This allows you to spread out the heat easier.

But yes, COB LEDs with 30+ die inside also exist. Its just that you'll get a lot of 60Hz flicker from them if run directly.

You can find a lot of good variations from big clive

tom66:
There are definitely mains voltage LEDs.  I'm sure Clive has done a teardown on one that used linear regulation of a ~250V strip from the 320V rectified capacitor supply.  And I don't mean that video above, but a COB LED that is all the required LED die in series.

TimFox:

--- Quote from: MarkS on February 17, 2023, 08:41:57 pm ---My mind was wandering last night while I was trying to go to sleep, as it typically does, and I came upon the weird thought as to why there are no mains voltage rated LEDs. Most LED home lightbulbs use inefficient capacitor droppers and this is the primary failure point. My initial thought was that it's an issue of putting that much voltage and current across a doped piece of silicon, but then remembered rectifier diodes, SCRs, thyristors and the like. Clearly, it's "possible". Is there a technical reason as to why this doesn't exist, or does it exist and I'm just unaware?

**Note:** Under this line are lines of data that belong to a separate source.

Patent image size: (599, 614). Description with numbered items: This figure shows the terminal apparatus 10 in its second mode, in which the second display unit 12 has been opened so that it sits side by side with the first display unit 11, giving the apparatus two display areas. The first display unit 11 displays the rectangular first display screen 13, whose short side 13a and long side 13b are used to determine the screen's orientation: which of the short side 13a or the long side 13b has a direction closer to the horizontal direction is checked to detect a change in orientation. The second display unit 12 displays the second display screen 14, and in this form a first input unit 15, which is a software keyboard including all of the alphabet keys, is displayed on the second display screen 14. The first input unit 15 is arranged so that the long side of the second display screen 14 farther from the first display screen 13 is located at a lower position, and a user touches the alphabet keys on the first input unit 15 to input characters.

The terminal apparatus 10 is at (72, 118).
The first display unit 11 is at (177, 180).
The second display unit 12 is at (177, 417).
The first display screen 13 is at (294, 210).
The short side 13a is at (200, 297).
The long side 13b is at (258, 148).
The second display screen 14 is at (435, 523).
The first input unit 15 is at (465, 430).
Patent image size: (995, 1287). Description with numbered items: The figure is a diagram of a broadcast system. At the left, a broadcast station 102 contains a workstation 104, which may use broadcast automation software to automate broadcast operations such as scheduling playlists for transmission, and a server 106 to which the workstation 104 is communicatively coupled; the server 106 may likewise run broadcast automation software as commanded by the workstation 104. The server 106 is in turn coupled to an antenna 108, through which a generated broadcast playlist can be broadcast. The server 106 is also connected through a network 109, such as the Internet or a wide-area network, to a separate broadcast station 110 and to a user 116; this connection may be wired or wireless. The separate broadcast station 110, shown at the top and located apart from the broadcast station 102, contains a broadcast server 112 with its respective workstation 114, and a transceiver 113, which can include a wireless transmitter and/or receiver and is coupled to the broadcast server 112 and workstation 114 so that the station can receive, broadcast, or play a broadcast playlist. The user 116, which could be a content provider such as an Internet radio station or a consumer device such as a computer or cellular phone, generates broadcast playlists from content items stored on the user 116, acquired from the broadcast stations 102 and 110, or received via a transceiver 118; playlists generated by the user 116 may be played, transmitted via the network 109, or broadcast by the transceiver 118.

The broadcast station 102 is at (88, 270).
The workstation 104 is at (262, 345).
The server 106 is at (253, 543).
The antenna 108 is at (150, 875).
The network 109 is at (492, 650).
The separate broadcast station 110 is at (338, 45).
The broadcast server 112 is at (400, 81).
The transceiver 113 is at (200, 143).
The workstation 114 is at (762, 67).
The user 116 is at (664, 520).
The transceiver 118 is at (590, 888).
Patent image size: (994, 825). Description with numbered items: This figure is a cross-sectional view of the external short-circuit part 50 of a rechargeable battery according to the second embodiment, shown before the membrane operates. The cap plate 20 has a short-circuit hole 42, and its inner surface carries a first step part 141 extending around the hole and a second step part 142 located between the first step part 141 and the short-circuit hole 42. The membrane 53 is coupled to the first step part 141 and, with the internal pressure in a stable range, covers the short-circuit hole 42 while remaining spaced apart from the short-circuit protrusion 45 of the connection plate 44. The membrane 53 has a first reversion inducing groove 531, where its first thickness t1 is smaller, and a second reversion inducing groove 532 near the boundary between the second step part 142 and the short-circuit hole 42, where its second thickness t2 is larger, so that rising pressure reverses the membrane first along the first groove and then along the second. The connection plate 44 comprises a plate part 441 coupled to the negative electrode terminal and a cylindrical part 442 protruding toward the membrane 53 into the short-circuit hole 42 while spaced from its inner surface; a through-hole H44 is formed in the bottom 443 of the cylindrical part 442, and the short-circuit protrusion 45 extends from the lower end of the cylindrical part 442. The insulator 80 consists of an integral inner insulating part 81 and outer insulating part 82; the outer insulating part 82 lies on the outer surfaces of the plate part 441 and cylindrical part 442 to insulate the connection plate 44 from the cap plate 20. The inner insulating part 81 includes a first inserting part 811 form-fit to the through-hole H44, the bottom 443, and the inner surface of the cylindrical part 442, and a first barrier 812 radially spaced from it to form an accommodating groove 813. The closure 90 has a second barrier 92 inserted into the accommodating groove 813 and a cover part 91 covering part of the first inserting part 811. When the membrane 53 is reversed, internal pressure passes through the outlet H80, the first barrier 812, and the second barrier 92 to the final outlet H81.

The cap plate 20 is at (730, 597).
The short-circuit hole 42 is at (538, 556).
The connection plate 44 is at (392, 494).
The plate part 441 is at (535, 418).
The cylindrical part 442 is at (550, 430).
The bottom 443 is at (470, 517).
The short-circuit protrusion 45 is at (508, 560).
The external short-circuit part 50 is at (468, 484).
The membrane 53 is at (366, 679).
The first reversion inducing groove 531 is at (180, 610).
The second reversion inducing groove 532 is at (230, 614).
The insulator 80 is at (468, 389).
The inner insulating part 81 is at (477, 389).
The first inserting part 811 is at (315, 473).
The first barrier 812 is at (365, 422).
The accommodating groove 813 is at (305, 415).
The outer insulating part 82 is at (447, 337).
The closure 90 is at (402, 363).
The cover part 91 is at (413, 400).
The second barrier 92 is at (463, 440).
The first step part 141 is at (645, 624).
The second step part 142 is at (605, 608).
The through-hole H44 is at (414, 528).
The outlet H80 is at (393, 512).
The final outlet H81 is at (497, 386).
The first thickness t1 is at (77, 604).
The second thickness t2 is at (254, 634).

[edit] A quick Digi-key search and I found some! But, they're obsolete.  :-//

--- End quote ---

Rectifier diodes, thyristors, transistors, etc. can tolerate relatively high voltages across reverse-biased PN junctions.
However, forward-biased junctions operate at relatively low voltages: roughly 0.2 or 0.3 V for Ge or Schottky Si diodes, 0.6 to 1 V for PN Si diodes, > 2 V for LEDs (depending on color).
To emit light, an LED must be forward-biased.

MarkS:

--- Quote from: TimFox on February 17, 2023, 10:49:11 pm ---Rectifier diodes, thyristors, transistors, etc. can tolerate relatively high voltages across reverse-biased PN junctions.
However, forward-biased junctions operate at relatively low voltages: roughly 0.2 or 0.3 V for Ge or Schottky Si diodes, 0.6 to 1 V for PN Si diodes, > 2 V for LEDs (depending on color).
To emit light, an LED must be forward-biased.

--- End quote ---

Thank you! I knew it was something like that, but couldn't remember exactly what.